Помимо его внимания к мопеду — велосипеду с двигателем, на котором они с шумом носились по округе, — его занимали и всевозможные другие интересы. Господин Столл хотел такого Шерлока Холмса, которого госпожа Хамфри Уорд назвала «новыми схемами для воспроизведения рассказов в кинематографе», когда в письме просила у него совета насчет ее прав на фильмы, однако его первым рассказом, который был экранизирован, был «Родни Стон».
«Затерянный мир» все еще имел отзвуки. В печати за 1 апреля (ничего не поделаешь, дата была действительно такой) он увидел следующую заметку:
«Волнующая романтическая повесть сэра Артура Конан Дойла «Затерянный мир» возбудила дух стремления к приключениям у группы американцев. Несколько дней назад яхта «Делавэр» вышла из Филадельфии и направилась в — воды Амазонки. Яхта является собственностью Пенсильванского университета и держит путь в Бразилию с группой смелых исследователей, которые рассчитывают проникнуть в верховья Амазонки и во многие ее притоки в интересах науки и человечества. Они будут искать «затерянный мир» Конан Дойла или научные свидетельства его существования».
Здесь мы можем заподозрить, что какой-то американский репортер добавил пикантности к подлинной истории. Назывались реальные имена: капитан Роуэн, который командовал яхтой, и доктор Фэррабл из Пенсильванского университета. Джин пришла в ужас.
«Ты думаешь, они приняли все всерьез?»
«Нет, конечно. Но в любом случае — пусть едут! Если они не найдут плато, то наверняка найдут что-нибудь интересное».
Также в апреле в «Уиндлшем» на выходные дни приехал человек, который в то время был известен как величайший детектив Америки. У Уильяма Бернса с его рыжеватыми усами и приветливым взглядом были «приятные и отполированные манеры дипломата, если сравнивать их с чем-то еще, что можно отполировать — гранитом».
«Он сообщил мне, — писал Конан Дойл в своей записной книжке, — что когда проводил судебные преследования в Сан-Франциско, его обещали убить прямо в суде. На что он дал указание своим людям, чтобы они убили всех адвокатов и свидетелей другой стороны. «Я буду мертв, сэр Артур, и поэтому мне все равно».

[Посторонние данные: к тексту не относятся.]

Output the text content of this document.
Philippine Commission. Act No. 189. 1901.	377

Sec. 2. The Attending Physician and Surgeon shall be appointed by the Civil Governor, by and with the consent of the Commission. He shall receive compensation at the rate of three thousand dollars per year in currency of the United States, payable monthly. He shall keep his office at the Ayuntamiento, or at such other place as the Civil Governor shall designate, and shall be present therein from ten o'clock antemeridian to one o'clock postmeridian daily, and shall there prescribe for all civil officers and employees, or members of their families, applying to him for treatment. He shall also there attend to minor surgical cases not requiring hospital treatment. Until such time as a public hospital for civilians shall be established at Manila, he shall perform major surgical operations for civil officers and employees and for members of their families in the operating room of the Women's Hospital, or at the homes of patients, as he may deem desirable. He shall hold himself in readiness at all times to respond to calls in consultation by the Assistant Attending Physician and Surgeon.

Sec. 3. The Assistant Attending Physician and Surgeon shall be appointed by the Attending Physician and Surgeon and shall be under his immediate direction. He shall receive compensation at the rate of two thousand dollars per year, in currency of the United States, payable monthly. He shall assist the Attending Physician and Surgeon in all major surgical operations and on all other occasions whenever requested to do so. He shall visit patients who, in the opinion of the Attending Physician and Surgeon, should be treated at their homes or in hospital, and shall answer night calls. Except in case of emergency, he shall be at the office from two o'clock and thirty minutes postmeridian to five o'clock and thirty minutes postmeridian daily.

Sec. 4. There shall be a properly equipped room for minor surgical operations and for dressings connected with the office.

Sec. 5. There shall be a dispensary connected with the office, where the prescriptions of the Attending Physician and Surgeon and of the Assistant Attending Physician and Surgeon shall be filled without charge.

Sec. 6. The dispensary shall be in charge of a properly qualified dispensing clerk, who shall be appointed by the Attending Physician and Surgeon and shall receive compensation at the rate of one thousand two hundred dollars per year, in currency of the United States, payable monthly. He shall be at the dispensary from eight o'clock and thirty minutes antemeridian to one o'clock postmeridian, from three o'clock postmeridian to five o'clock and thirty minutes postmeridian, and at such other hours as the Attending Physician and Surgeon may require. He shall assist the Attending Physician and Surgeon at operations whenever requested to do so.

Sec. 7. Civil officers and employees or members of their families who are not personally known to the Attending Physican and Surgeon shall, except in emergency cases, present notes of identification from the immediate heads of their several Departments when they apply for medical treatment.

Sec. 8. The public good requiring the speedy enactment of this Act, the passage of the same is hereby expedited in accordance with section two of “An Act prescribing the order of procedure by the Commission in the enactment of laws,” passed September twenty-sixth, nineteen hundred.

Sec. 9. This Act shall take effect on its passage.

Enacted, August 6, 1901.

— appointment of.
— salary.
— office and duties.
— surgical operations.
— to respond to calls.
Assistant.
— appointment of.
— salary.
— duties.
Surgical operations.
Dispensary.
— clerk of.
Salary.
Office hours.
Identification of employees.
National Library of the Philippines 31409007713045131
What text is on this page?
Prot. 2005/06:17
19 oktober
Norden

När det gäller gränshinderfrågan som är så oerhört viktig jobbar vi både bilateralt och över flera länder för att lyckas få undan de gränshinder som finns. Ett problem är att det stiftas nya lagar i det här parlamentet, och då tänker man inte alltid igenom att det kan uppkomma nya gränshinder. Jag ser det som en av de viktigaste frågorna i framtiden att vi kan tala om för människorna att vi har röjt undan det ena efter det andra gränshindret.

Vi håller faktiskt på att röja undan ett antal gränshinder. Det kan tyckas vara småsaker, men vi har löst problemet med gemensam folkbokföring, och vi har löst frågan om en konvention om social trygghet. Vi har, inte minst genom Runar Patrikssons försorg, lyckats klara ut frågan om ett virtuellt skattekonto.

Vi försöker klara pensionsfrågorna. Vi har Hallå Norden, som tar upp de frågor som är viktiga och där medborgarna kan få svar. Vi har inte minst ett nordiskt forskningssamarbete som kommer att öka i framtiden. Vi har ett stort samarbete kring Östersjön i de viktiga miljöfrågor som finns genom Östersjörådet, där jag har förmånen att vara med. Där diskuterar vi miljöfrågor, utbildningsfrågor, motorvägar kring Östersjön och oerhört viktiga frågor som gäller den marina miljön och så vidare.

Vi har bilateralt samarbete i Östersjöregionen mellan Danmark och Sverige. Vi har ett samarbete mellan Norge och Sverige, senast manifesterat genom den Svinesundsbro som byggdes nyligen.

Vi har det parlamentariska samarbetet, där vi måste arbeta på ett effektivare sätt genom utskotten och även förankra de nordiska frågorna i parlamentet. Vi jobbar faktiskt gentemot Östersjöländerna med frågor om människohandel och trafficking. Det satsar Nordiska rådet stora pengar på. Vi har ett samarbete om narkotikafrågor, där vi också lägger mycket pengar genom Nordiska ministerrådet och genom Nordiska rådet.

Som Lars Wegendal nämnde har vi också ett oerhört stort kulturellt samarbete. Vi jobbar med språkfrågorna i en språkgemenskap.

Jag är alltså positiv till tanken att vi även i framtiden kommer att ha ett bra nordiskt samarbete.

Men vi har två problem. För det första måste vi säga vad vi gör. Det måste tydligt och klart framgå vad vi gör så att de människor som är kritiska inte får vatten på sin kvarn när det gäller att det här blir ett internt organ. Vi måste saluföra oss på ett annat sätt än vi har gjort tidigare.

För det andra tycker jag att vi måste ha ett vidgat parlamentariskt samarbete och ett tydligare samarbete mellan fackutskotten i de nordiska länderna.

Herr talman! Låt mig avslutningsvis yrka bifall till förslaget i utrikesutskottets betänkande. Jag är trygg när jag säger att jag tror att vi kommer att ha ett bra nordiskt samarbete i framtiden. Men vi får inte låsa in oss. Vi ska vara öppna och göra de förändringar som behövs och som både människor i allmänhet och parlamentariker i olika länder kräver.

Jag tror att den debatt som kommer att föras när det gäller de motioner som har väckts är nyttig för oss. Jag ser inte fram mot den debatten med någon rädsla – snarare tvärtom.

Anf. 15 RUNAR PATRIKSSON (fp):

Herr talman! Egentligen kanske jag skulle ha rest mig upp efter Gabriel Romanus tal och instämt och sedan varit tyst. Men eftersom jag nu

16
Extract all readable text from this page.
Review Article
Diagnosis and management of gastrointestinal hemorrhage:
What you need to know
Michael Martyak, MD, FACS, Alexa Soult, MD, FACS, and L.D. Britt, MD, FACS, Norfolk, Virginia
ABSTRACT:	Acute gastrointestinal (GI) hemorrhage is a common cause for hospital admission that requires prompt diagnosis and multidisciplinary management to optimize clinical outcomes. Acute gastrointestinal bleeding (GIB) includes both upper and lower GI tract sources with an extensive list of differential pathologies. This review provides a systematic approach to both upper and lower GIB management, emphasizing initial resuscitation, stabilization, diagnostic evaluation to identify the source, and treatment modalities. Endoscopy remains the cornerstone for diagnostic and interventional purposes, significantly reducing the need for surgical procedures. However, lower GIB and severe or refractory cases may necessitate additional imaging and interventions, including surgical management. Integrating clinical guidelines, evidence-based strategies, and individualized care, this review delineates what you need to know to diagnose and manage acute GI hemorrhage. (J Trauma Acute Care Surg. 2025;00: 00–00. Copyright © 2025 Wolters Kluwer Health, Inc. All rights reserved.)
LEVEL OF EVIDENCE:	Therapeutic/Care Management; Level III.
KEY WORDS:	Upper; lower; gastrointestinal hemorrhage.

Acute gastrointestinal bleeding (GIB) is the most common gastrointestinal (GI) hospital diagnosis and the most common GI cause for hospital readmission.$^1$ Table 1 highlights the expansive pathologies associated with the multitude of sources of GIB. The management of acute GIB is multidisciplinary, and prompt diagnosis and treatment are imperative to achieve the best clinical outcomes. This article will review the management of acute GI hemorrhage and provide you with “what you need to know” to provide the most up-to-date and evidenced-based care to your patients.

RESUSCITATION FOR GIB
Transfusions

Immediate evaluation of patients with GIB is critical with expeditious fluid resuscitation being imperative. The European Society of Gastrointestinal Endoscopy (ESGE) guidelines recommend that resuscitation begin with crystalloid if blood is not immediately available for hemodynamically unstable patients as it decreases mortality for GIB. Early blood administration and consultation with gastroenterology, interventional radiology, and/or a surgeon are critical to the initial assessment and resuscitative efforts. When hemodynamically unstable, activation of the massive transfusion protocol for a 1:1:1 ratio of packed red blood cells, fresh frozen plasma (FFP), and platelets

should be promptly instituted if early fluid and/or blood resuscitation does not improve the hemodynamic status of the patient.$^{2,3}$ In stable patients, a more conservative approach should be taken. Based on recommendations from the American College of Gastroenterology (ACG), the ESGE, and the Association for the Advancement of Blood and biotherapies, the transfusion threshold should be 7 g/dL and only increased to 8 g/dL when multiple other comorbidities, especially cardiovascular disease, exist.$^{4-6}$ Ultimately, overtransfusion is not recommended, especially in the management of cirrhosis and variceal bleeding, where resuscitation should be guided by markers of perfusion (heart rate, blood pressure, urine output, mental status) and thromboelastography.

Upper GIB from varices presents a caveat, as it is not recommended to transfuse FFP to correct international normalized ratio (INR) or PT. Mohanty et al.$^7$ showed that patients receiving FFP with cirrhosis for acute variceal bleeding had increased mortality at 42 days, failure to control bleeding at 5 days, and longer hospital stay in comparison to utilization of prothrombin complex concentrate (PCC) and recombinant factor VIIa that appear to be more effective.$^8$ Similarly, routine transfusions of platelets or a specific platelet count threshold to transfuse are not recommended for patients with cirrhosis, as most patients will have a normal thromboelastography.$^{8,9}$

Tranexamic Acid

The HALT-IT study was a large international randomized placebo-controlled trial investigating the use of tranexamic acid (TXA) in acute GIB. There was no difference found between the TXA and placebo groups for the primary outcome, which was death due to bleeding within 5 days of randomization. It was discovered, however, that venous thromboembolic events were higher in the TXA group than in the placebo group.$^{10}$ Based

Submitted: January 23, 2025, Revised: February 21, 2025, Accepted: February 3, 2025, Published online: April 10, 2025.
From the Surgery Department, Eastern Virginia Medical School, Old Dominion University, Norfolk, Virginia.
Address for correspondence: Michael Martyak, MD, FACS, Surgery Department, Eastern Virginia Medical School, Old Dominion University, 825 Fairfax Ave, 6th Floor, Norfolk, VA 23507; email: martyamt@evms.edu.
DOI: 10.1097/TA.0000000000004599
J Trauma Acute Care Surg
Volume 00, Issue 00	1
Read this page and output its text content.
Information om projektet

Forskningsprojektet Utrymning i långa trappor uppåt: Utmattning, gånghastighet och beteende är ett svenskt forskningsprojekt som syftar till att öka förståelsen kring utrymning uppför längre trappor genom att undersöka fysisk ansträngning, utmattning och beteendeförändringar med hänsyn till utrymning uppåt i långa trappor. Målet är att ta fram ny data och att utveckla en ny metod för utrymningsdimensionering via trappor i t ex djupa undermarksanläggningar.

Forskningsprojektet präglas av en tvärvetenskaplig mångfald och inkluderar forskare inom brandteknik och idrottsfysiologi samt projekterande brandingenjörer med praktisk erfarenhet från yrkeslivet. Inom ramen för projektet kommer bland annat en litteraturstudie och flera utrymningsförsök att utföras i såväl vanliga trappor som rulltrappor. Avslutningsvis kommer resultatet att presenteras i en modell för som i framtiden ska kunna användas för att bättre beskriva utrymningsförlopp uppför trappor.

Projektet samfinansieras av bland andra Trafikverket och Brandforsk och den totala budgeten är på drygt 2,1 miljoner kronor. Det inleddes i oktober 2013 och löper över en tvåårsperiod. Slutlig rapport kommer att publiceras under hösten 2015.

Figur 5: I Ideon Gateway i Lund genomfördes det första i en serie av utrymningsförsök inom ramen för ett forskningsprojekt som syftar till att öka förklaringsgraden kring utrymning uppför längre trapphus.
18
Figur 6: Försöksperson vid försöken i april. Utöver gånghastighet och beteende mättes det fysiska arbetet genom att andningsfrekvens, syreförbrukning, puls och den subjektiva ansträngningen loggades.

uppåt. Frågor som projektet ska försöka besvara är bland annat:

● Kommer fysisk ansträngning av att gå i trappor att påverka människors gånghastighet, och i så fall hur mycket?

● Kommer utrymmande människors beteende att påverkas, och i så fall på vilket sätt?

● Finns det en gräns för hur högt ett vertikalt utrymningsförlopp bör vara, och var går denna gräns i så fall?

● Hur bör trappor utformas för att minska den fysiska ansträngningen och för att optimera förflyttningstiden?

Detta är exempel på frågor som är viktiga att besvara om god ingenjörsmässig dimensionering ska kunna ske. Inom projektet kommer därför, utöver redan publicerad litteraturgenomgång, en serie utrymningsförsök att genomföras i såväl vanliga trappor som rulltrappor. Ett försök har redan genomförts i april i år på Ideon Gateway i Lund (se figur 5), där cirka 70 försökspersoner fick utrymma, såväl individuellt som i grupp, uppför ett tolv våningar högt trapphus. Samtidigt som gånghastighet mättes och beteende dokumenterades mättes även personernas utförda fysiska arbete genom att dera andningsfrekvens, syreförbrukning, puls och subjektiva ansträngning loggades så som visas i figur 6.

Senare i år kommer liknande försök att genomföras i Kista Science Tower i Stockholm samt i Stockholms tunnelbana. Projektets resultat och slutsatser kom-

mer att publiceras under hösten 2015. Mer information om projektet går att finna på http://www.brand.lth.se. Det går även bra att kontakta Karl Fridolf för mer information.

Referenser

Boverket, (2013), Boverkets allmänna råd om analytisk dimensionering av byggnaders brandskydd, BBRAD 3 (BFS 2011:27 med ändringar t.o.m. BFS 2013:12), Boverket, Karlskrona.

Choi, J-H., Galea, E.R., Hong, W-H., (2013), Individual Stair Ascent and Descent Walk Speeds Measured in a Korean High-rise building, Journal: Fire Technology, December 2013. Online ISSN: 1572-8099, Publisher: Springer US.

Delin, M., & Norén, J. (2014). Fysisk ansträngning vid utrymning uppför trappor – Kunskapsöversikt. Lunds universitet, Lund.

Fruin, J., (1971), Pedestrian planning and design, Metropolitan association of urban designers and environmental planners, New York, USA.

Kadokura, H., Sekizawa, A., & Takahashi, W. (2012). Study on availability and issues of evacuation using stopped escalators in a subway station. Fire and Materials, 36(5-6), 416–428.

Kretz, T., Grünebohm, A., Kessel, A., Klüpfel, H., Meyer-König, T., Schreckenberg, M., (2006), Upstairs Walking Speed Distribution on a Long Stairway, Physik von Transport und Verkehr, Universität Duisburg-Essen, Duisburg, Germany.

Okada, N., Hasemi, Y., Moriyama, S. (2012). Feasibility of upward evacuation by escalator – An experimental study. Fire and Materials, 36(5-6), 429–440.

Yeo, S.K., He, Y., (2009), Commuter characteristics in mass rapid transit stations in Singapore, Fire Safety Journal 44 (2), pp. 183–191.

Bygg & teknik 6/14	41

Бернс хотел поговорить о Шерлоке Холмсе. Он говорил, что методы Холмса практичны, и показал «детектофон», посредством которого можно было слушать разговоры в соседней комнате. Однако хозяин, посмеиваясь и с трубкой во рту, убедил его вместо этого рассказать о Детективном агентстве Бернса и фрагменты из длинной истории Пинкертона. Один из рассказов — о Молли Маджирисе в угольном бассейне Пенсильвании в 1876 году — возбуждал его воображение на протяжении длительного времени после того, как Бернс уехал.
«Я — Берди Эдвардс!» — вот что здесь надо запомнить, без комментариев.
Итак, два направления мысли — процесс привлечения внимания к опасности подводных лодок и смутные очертания детективного рассказа, над которым он работал все лето и осень.
За последние пять лет всего пять рассказов о Шерлоке Холмсе — от «Приключения в Вистерия-Лодж» до «Исчезновения леди Франчески Карфакс» — были опубликованы в «Странде». Как, спрашивал он, отнеслись бы они к полномасштабному детективному роману? И кроме того, пошли бы они навстречу его плану запросить комментарии военно-морского руководства к предлагаемому рассказу?